Binnie was the third generation of his family to enter civil engineering (his grandfather was Sir Alexander Binnie, and father William Binnie). He was educated at Charterhouse School, Trinity Hall, Cambridge and Zurich University. On graduation, he became a pupil of Swiss engineer Dr Henry Edward Gruner, working on a hydro-electric scheme, Sernf-Niederenbach, in the Alps, and then on a larger project, Albbruck-Dogern on the River Rhine.

He joined the Binnie & Partners firm of consulting engineers in 1931. From 1932 to 1936, he worked on the 88m high Jubilee Dam in Hong Kong, the then highest dam in the British Empire. Upon his return to the UK, he worked on the construction of Eye Brook Reservoir near Corby, Northamptonshire. In 1939, he was appointed a Partner in the family firm.
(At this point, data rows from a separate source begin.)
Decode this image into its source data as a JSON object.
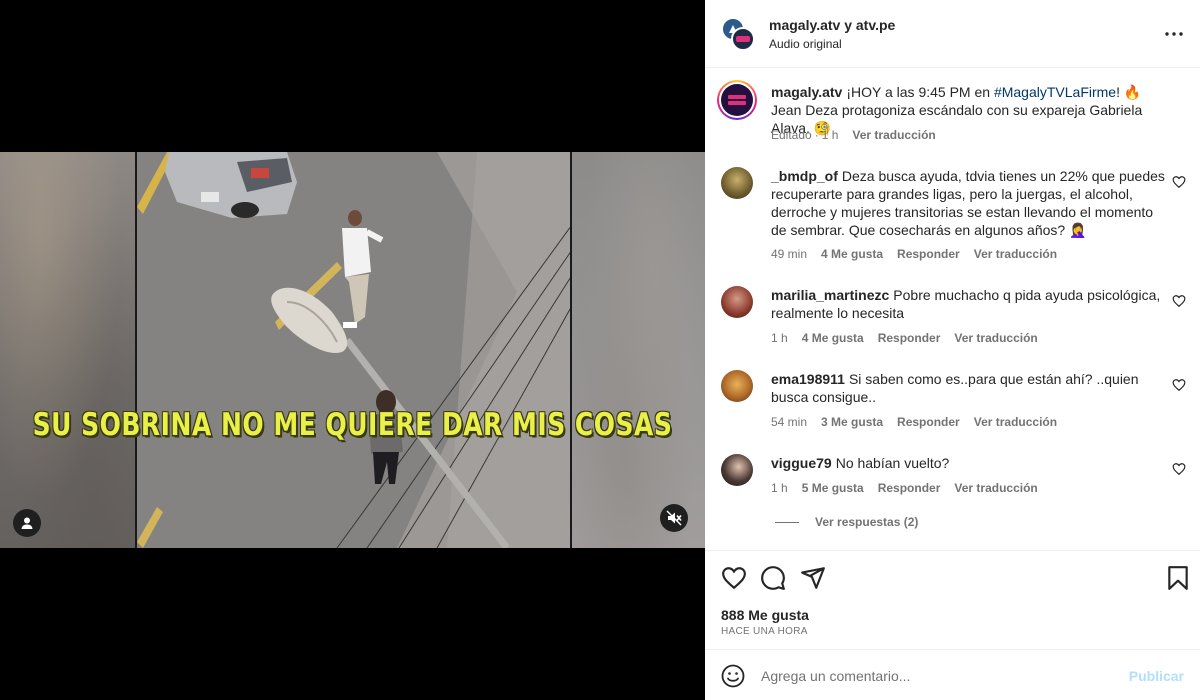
{
  "media": {
    "subtitle": "SU SOBRINA NO ME QUIERE DAR MIS COSAS",
    "user_tag_icon": "user-icon",
    "mute_icon": "speaker-muted-icon"
  },
  "header": {
    "owner": "magaly.atv y atv.pe",
    "audio": "Audio original",
    "more_icon": "more-horizontal-icon"
  },
  "caption": {
    "user": "magaly.atv",
    "text_before": "¡HOY a las 9:45 PM en ",
    "hashtag": "#MagalyTVLaFirme",
    "text_after": "! 🔥 Jean Deza protagoniza escándalo con su expareja Gabriela Alava. 🧐",
    "edited": "Editado",
    "time": "1 h",
    "translate": "Ver traducción"
  },
  "comments": [
    {
      "user": "_bmdp_of",
      "text": "Deza busca ayuda, tdvia tienes un 22% que puedes recuperarte para grandes ligas, pero la juergas, el alcohol, derroche y mujeres transitorias se estan llevando el momento de sembrar. Que cosecharás en algunos años? 🤦‍♀️",
      "time": "49 min",
      "likes": "4 Me gusta",
      "reply": "Responder",
      "translate": "Ver traducción"
    },
    {
      "user": "marilia_martinezc",
      "text": "Pobre muchacho q pida ayuda psicológica, realmente lo necesita",
      "time": "1 h",
      "likes": "4 Me gusta",
      "reply": "Responder",
      "translate": "Ver traducción"
    },
    {
      "user": "ema198911",
      "text": "Si saben como es..para que están ahí? ..quien busca consigue..",
      "time": "54 min",
      "likes": "3 Me gusta",
      "reply": "Responder",
      "translate": "Ver traducción"
    },
    {
      "user": "viggue79",
      "text": "No habían vuelto?",
      "time": "1 h",
      "likes": "5 Me gusta",
      "reply": "Responder",
      "translate": "Ver traducción"
    }
  ],
  "view_replies": "Ver respuestas (2)",
  "actions": {
    "like_icon": "heart-icon",
    "comment_icon": "comment-icon",
    "share_icon": "send-icon",
    "save_icon": "bookmark-icon",
    "likes": "888 Me gusta",
    "posted": "HACE UNA HORA"
  },
  "comment_bar": {
    "emoji_icon": "emoji-icon",
    "placeholder": "Agrega un comentario...",
    "publish": "Publicar"
  },
  "colors": {
    "link": "#00376b",
    "muted": "#737373",
    "publish_disabled": "#b2dffc",
    "subtitle": "#e9f048"
  }
}
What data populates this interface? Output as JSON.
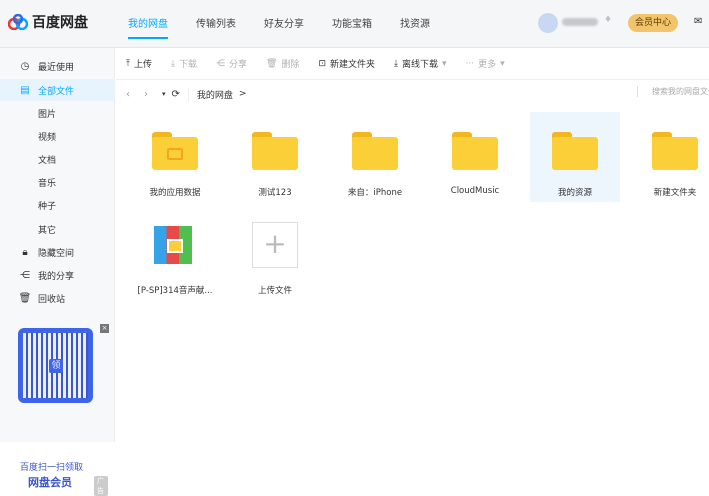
{
  "header": {
    "logo": "百度网盘",
    "tabs": [
      "我的网盘",
      "传输列表",
      "好友分享",
      "功能宝箱",
      "找资源"
    ],
    "active_tab": 0,
    "vip_button": "会员中心"
  },
  "sidebar": {
    "items": [
      {
        "label": "最近使用",
        "icon": "clock-icon"
      },
      {
        "label": "全部文件",
        "icon": "file-icon",
        "selected": true
      },
      {
        "label": "图片",
        "sub": true
      },
      {
        "label": "视频",
        "sub": true
      },
      {
        "label": "文档",
        "sub": true
      },
      {
        "label": "音乐",
        "sub": true
      },
      {
        "label": "种子",
        "sub": true
      },
      {
        "label": "其它",
        "sub": true
      },
      {
        "label": "隐藏空间",
        "icon": "lock-icon"
      },
      {
        "label": "我的分享",
        "icon": "share-icon"
      },
      {
        "label": "回收站",
        "icon": "trash-icon"
      }
    ],
    "promo": {
      "line1": "百度扫一扫领取",
      "line2": "网盘会员",
      "ad": "广告",
      "qr_center": "领"
    }
  },
  "toolbar": {
    "upload": "上传",
    "download": "下载",
    "share": "分享",
    "delete": "删除",
    "new_folder": "新建文件夹",
    "offline": "离线下载",
    "more": "更多"
  },
  "address": {
    "crumb": "我的网盘",
    "sep": ">",
    "search_placeholder": "搜索我的网盘文件"
  },
  "files": [
    {
      "name": "我的应用数据",
      "type": "folder"
    },
    {
      "name": "测试123",
      "type": "folder"
    },
    {
      "name": "来自：iPhone",
      "type": "folder"
    },
    {
      "name": "CloudMusic",
      "type": "folder"
    },
    {
      "name": "我的资源",
      "type": "folder",
      "selected": true
    },
    {
      "name": "新建文件夹",
      "type": "folder"
    },
    {
      "name": "[P-SP]314音声献...",
      "type": "archive"
    },
    {
      "name": "上传文件",
      "type": "upload"
    }
  ],
  "colors": {
    "accent": "#06a7ff",
    "folder": "#fbcf37",
    "vip": "#f2c46b"
  }
}
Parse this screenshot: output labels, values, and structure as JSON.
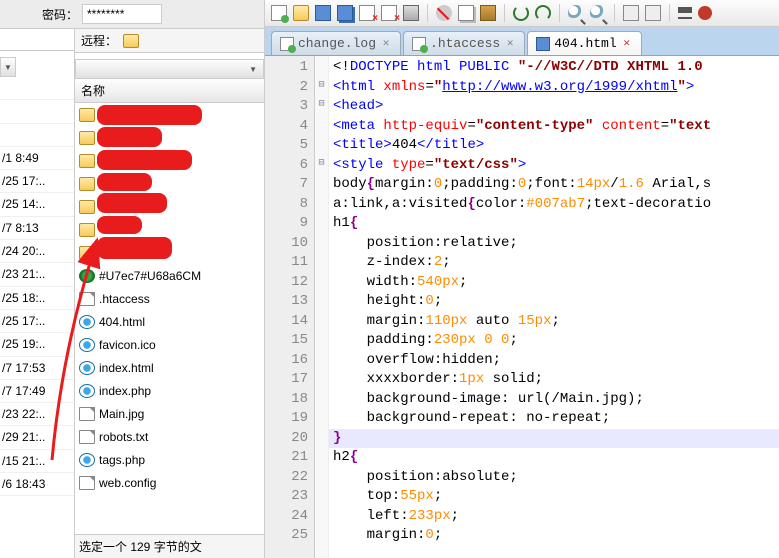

During World War II, he served in the Royal Engineers. After the war, he worked on various water supply projects in the UK and overseas, including the Kalatuwawa Dam, near Hanwella, which supplies water to Colombo in Sri Lanka. Other major projects included:
- Dukan Dam, on River Tigris, Iraq
- Mangla Dam, on the Jhelum River, Pakistan, today still the world's 16th largest dam.
- the W. A. C. Bennett Dam, part of the Peace River Project, British Columbia, Canada

Binnie retired in December 1972, but remained active on various committees concerned with dams and barrages, including the Severn Barrage Committee from 1977 to 1979. He also researched the history of water and dam engineering; his first book Early Victorian Water Engineers was published in 1981, and in 1987, his second book, Early Dam Builders in Britain was published.

==Honours==
He was a Fellow of the Institution of Civil Engineers (ICE) and was elected a Fellow of the Royal Society in 1975. During his career, his ICE honours and awards included the Telford Premium (1938), George Stephenson Medal (1959), Telford Gold Medal (1968), the Smeatonian Society's John Smeaton Gold Medal (1974) and the Newcomen Society's Dickinson Medal (1976).

==Legacy==
His life and work is commemorated by an annual lecture organised by the British Dam Society.